Fra il 1898 e il 1900 compì lunghi viaggi in Dalmazia, in Tripolitania e in Albania; fu poi in Macedonia nel 1903, in Turchia nel 1908 e di nuovo in Tripolitania, al seguito del corpo di occupazione italiano, nell'ottobre 1911: furono tutte esperienze che gli tornarono utili quando fu chiamato a reggere le sorti, sia pure per breve tempo, della politica estera italiana.

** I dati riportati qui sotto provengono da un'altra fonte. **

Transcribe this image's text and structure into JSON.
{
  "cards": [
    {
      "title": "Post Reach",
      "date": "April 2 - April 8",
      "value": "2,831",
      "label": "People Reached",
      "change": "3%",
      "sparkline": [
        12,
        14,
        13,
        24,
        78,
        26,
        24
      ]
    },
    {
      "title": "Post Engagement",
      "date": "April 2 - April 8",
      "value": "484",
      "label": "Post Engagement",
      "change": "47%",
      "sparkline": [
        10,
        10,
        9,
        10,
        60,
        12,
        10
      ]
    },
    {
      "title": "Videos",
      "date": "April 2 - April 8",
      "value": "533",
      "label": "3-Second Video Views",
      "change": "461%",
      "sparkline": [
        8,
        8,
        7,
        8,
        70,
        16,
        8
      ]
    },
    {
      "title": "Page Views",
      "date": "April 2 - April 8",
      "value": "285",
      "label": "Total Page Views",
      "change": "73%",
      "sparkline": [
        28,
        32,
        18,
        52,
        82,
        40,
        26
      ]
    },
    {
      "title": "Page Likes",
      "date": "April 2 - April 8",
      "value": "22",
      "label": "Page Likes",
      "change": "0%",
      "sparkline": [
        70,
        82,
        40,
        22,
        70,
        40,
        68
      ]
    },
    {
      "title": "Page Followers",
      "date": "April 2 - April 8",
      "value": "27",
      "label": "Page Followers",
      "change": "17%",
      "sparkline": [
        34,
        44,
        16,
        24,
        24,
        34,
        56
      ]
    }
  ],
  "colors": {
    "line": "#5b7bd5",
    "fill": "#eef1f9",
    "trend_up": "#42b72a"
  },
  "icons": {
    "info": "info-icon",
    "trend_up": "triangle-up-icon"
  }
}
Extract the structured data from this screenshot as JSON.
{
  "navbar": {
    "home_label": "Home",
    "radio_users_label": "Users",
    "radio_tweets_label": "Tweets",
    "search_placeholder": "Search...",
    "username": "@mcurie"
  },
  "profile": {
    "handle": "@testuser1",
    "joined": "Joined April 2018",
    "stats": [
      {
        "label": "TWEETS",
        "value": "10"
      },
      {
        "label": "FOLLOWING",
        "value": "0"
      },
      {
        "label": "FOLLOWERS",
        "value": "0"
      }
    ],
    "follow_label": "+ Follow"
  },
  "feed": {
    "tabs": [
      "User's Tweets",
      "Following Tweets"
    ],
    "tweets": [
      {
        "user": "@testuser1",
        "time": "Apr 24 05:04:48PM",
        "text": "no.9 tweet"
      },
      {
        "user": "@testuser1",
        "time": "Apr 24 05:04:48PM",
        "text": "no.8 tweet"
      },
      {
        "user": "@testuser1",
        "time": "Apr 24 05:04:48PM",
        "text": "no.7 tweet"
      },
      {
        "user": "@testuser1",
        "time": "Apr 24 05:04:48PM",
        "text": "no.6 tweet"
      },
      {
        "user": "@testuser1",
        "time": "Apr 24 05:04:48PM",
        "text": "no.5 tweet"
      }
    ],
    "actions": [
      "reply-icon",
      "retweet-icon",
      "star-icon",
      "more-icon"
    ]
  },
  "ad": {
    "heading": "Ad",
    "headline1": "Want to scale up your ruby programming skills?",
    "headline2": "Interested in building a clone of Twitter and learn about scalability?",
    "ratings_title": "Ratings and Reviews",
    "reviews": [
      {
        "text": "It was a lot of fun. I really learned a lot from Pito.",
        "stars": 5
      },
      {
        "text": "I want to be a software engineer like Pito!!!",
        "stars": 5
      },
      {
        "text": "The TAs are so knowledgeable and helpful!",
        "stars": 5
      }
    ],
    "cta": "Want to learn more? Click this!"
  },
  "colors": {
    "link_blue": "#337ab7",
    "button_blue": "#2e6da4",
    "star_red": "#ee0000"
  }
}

Dal punto di vista politico il G. conobbe in questi anni una nuova evoluzione. Dopo aver organizzato fra il 1897 e il 1900 i liberali di sinistra e i rudiniani in Toscana contro Sonnino, in occasione delle elezioni del 1900 guidò l'opposizione costituzionale della regione e tale attività gli valse l'accusa di filosocialismo e di filoradicalismo da parte del giornale La Nazione, portavoce degli ambienti più conservatori. Eletto vicepresidente della Camera nel 1900 (il G. ricoprì tale carica anche nel 1909) e, dopo la scomparsa di Zanardelli (1903), si riavvicinò a Sonnino, del quale condivise il progetto di dar vita a un compatto gruppo parlamentare di centro che svolgesse un'opposizione liberal-conservatrice a Giolitti. Divenne in breve il deputato più autorevole che il Centro contasse in Toscana; e Sonnino, quando formò i suoi due brevi governi (8 febbraio - 17 maggio 1906 e 10 dic. 1909 - 21 marzo 1910), lo chiamò alla guida del ministero degli Affari esteri.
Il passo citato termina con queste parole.